Since the fio will fork to two process to handle the process, we use the grep to focus on one specific process (pid=22892).
grep "22892, fio" output.txt | more
Now, the result seems good, we can discover the sequence number (fifth column) is increasing. One thing we need to care about is the row which action is "C", which means the completed, since we don't know how NVME handle those request and reply to upper layer. we only need to focus on other action. such as "Q (queued This notes intent to queue i/o at the given location. No real requests exists yet.)" or "I (inserted A request is being sent to the i/o scheduler for addition to the internal queue and later service by the driver.
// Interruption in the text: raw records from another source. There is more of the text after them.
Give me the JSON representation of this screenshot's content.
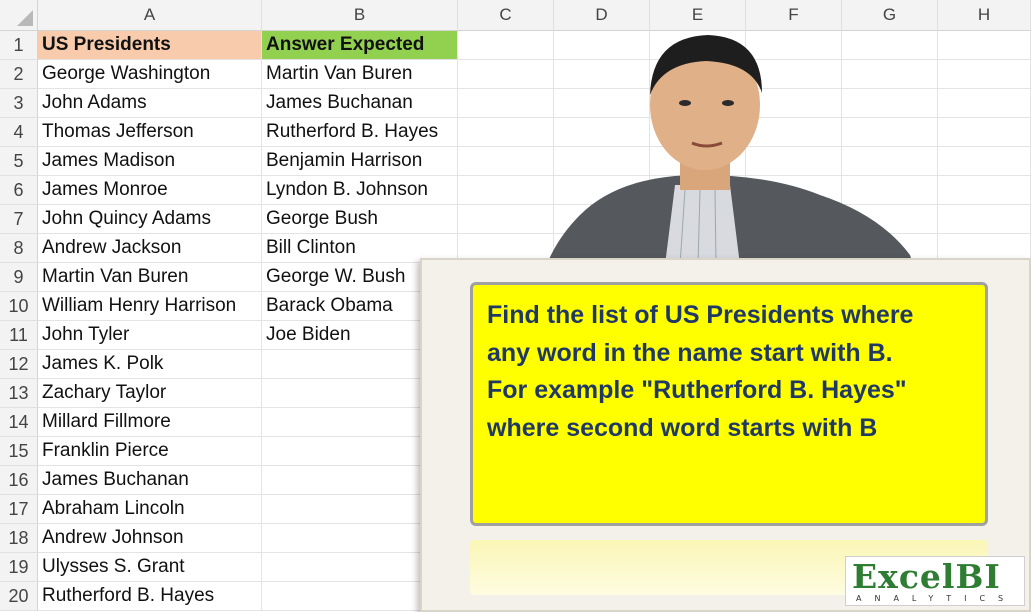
{
  "columns": [
    "A",
    "B",
    "C",
    "D",
    "E",
    "F",
    "G",
    "H"
  ],
  "rows": [
    "1",
    "2",
    "3",
    "4",
    "5",
    "6",
    "7",
    "8",
    "9",
    "10",
    "11",
    "12",
    "13",
    "14",
    "15",
    "16",
    "17",
    "18",
    "19",
    "20"
  ],
  "colA": [
    "US Presidents",
    "George Washington",
    "John Adams",
    "Thomas Jefferson",
    "James Madison",
    "James Monroe",
    "John Quincy Adams",
    "Andrew Jackson",
    "Martin Van Buren",
    "William Henry Harrison",
    "John Tyler",
    "James K. Polk",
    "Zachary Taylor",
    "Millard Fillmore",
    "Franklin Pierce",
    "James Buchanan",
    "Abraham Lincoln",
    "Andrew Johnson",
    "Ulysses S. Grant",
    "Rutherford B. Hayes"
  ],
  "colB": [
    "Answer Expected",
    "Martin Van Buren",
    "James Buchanan",
    "Rutherford B. Hayes",
    "Benjamin Harrison",
    "Lyndon B. Johnson",
    "George Bush",
    "Bill Clinton",
    "George W. Bush",
    "Barack Obama",
    "Joe Biden"
  ],
  "board": {
    "lines": [
      "Find the list of US Presidents where",
      "any word in the name start with B.",
      "For example \"Rutherford B. Hayes\"",
      "where second word starts with B"
    ]
  },
  "logo": {
    "main": "Excel",
    "accent": "BI",
    "sub": "ANALYTICS"
  },
  "colors": {
    "headerA": "#f8cbad",
    "headerB": "#92d050",
    "note": "#ffff00",
    "noteText": "#1f3864"
  }
}
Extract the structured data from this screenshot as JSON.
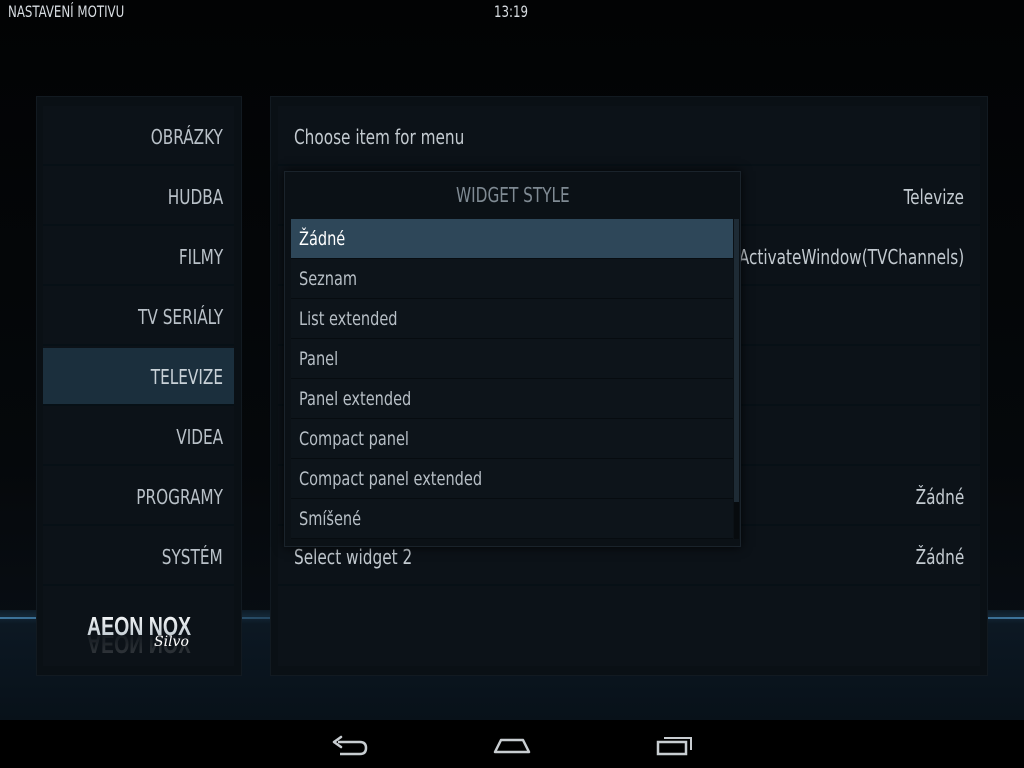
{
  "header": {
    "title": "NASTAVENÍ MOTIVU",
    "clock": "13:19"
  },
  "menu": {
    "items": [
      {
        "label": "OBRÁZKY"
      },
      {
        "label": "HUDBA"
      },
      {
        "label": "FILMY"
      },
      {
        "label": "TV SERIÁLY"
      },
      {
        "label": "TELEVIZE"
      },
      {
        "label": "VIDEA"
      },
      {
        "label": "PROGRAMY"
      },
      {
        "label": "SYSTÉM"
      }
    ],
    "active_item": "TELEVIZE",
    "logo_text": "AEON NOX",
    "logo_subtext": "Silvo"
  },
  "settings": {
    "rows": [
      {
        "label": "Choose item for menu",
        "value": ""
      },
      {
        "label": "",
        "value": "Televize"
      },
      {
        "label": "",
        "value": "ActivateWindow(TVChannels)"
      },
      {
        "label": "",
        "value": ""
      },
      {
        "label": "",
        "value": ""
      },
      {
        "label": "",
        "value": "Žádné"
      },
      {
        "label": "Select widget 2",
        "value": "Žádné"
      }
    ]
  },
  "dialog": {
    "title": "WIDGET STYLE",
    "options": [
      {
        "label": "Žádné"
      },
      {
        "label": "Seznam"
      },
      {
        "label": "List extended"
      },
      {
        "label": "Panel"
      },
      {
        "label": "Panel extended"
      },
      {
        "label": "Compact panel"
      },
      {
        "label": "Compact panel extended"
      },
      {
        "label": "Smíšené"
      }
    ],
    "selected": "Žádné"
  },
  "navbar": {
    "icons": [
      "back-icon",
      "home-icon",
      "recent-apps-icon"
    ]
  }
}
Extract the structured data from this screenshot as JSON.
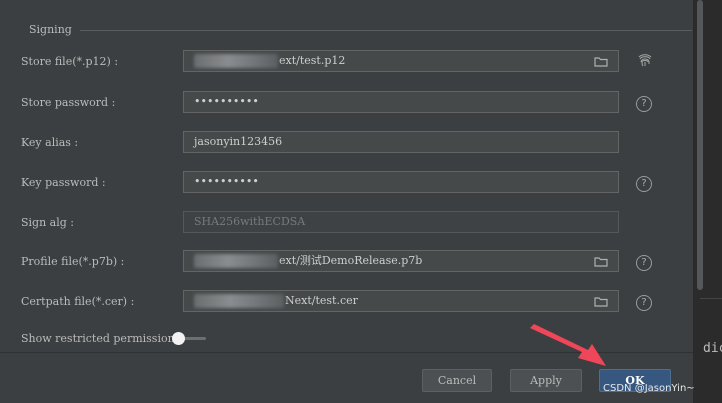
{
  "section": {
    "title": "Signing"
  },
  "fields": [
    {
      "label": "Store file(*.p12) :",
      "value": "ext/test.p12"
    },
    {
      "label": "Store password :",
      "value": "••••••••••"
    },
    {
      "label": "Key alias :",
      "value": "jasonyin123456"
    },
    {
      "label": "Key password :",
      "value": "••••••••••"
    },
    {
      "label": "Sign alg :",
      "value": "SHA256withECDSA"
    },
    {
      "label": "Profile file(*.p7b) :",
      "value": "ext/测试DemoRelease.p7b"
    },
    {
      "label": "Certpath file(*.cer) :",
      "value": "Next/test.cer"
    }
  ],
  "restricted": {
    "label": "Show restricted permissions",
    "enabled": false
  },
  "buttons": {
    "cancel": "Cancel",
    "apply": "Apply",
    "ok": "OK"
  },
  "background": {
    "code_fragment": "dic"
  },
  "watermark": "CSDN @JasonYin~",
  "icons": {
    "folder": "folder-icon",
    "help": "help-icon",
    "fingerprint": "fingerprint-icon",
    "arrow": "arrow-annotation-icon"
  },
  "colors": {
    "ok_button": "#365880",
    "arrow": "#f0465a"
  }
}
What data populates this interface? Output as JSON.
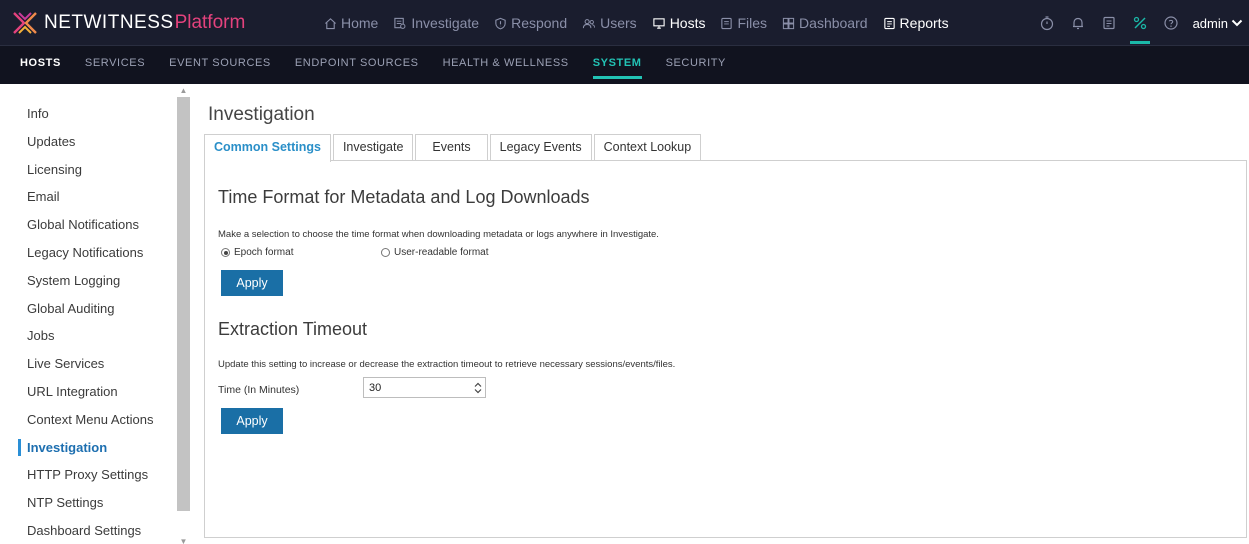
{
  "brand": {
    "name": "NETWITNESS",
    "accent": "Platform",
    "accent_color": "#e4427d"
  },
  "topnav": [
    {
      "label": "Home",
      "icon": "home-icon"
    },
    {
      "label": "Investigate",
      "icon": "investigate-icon"
    },
    {
      "label": "Respond",
      "icon": "respond-icon"
    },
    {
      "label": "Users",
      "icon": "users-icon"
    },
    {
      "label": "Hosts",
      "icon": "hosts-icon",
      "active": true
    },
    {
      "label": "Files",
      "icon": "files-icon"
    },
    {
      "label": "Dashboard",
      "icon": "dashboard-icon"
    },
    {
      "label": "Reports",
      "icon": "reports-icon",
      "active": true
    }
  ],
  "tool_icons": [
    "timer-icon",
    "bell-icon",
    "notes-icon",
    "admin-tools-icon",
    "help-icon"
  ],
  "user": {
    "name": "admin"
  },
  "subnav": [
    {
      "label": "HOSTS"
    },
    {
      "label": "SERVICES"
    },
    {
      "label": "EVENT SOURCES"
    },
    {
      "label": "ENDPOINT SOURCES"
    },
    {
      "label": "HEALTH & WELLNESS"
    },
    {
      "label": "SYSTEM",
      "active": true
    },
    {
      "label": "SECURITY"
    }
  ],
  "sidebar": {
    "items": [
      {
        "label": "Info"
      },
      {
        "label": "Updates"
      },
      {
        "label": "Licensing"
      },
      {
        "label": "Email"
      },
      {
        "label": "Global Notifications"
      },
      {
        "label": "Legacy Notifications"
      },
      {
        "label": "System Logging"
      },
      {
        "label": "Global Auditing"
      },
      {
        "label": "Jobs"
      },
      {
        "label": "Live Services"
      },
      {
        "label": "URL Integration"
      },
      {
        "label": "Context Menu Actions"
      },
      {
        "label": "Investigation",
        "active": true
      },
      {
        "label": "HTTP Proxy Settings"
      },
      {
        "label": "NTP Settings"
      },
      {
        "label": "Dashboard Settings"
      }
    ]
  },
  "page": {
    "title": "Investigation"
  },
  "tabs": [
    {
      "label": "Common Settings",
      "active": true
    },
    {
      "label": "Investigate"
    },
    {
      "label": "Events"
    },
    {
      "label": "Legacy Events"
    },
    {
      "label": "Context Lookup"
    }
  ],
  "time_format": {
    "title": "Time Format for Metadata and Log Downloads",
    "description": "Make a selection to choose the time format when downloading metadata or logs anywhere in Investigate.",
    "options": [
      {
        "label": "Epoch format",
        "selected": true
      },
      {
        "label": "User-readable format",
        "selected": false
      }
    ],
    "apply_label": "Apply"
  },
  "extraction": {
    "title": "Extraction Timeout",
    "description": "Update this setting to increase or decrease the extraction timeout to retrieve necessary sessions/events/files.",
    "field_label": "Time (In Minutes)",
    "value": "30",
    "apply_label": "Apply"
  }
}
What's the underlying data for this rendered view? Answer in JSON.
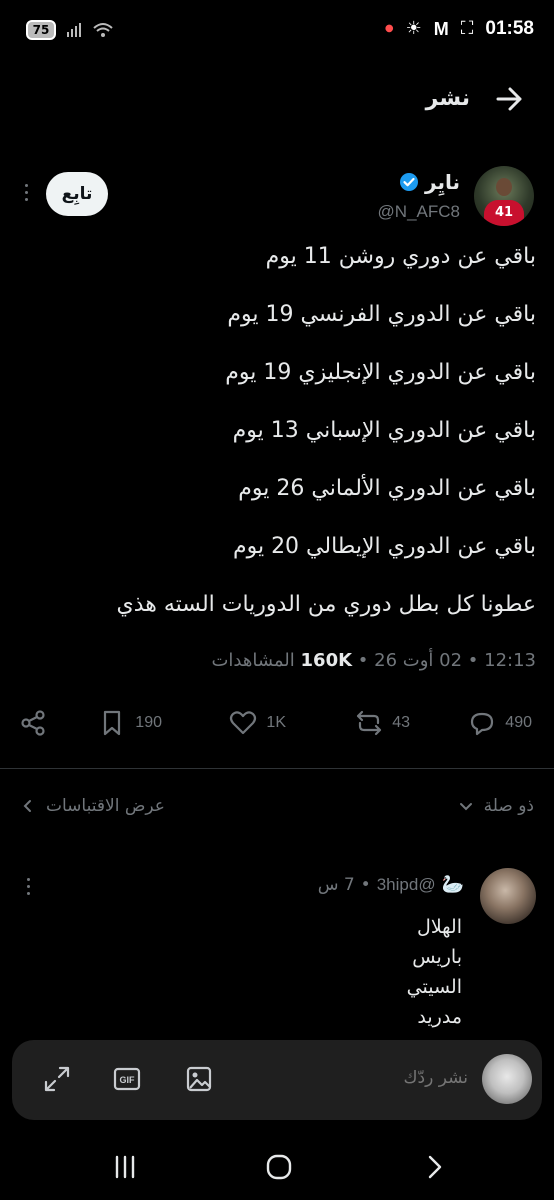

The request is fully formed at this time)".
0.000147436, 22892, fio, C, 1784576
0.000188830, 22892, fio, Q, 1817728
0.000189783, 22892, fio, G, 1817728
0.000191405, 22892, fio, I, 1817728
0.000192830, 22892, fio, D, 1817728
0.000227655, 22892, fio, Q, 1817856
0.000228457, 22892, fio, G, 1817856
0.000231936, 22892, fio, I, 1817856
0.000233530, 22892, fio, D, 1817856
0.000360361, 22892, fio, Q, 1817984
0.000361310, 22892, fio, G, 1817984
0.000364163, 22892, fio, I, 1817984
0.000366696, 22892, fio, D, 1817984
0.000536731, 22892, fio, Q, 1818112
0.000537758, 22892, fio, G, 1818112
0.000539371, 22892, fio, I, 1818112
0.000541407, 22892, fio, D, 1818112
0.000670209, 22892, fio, Q, 1818240
0.000671345, 22892, fio, G, 1818240
0.000673383, 22892, fio, I, 1818240
0.000676260, 22892, fio, D, 1818240
0.001885543, 22892, fio, Q, 1818368
0.001887444, 22892, fio, G, 1818368
0.001891353, 22892, fio, I, 1818368
0.001895917, 22892, fio, D, 1818368
0.001934546, 22892, fio, Q, 1818496
0.001935468, 22892, fio, G, 1818496
0.001936891, 22892, fio, I, 1818496
0.001938742, 22892, fio, D, 1818496
0.001965818, 22892, fio, Q, 1818624
Now, we can do all above command again and change the section to rw for fio using the randon write pattern. The blkparse result will show the random sequence number.
Summary
In this article, we try to use tools blktrace and blkparse to analysiz the block level I/O for fio request. We observe the filed sequence number to make sure thhat the fio can generate the sequence or random according to its config.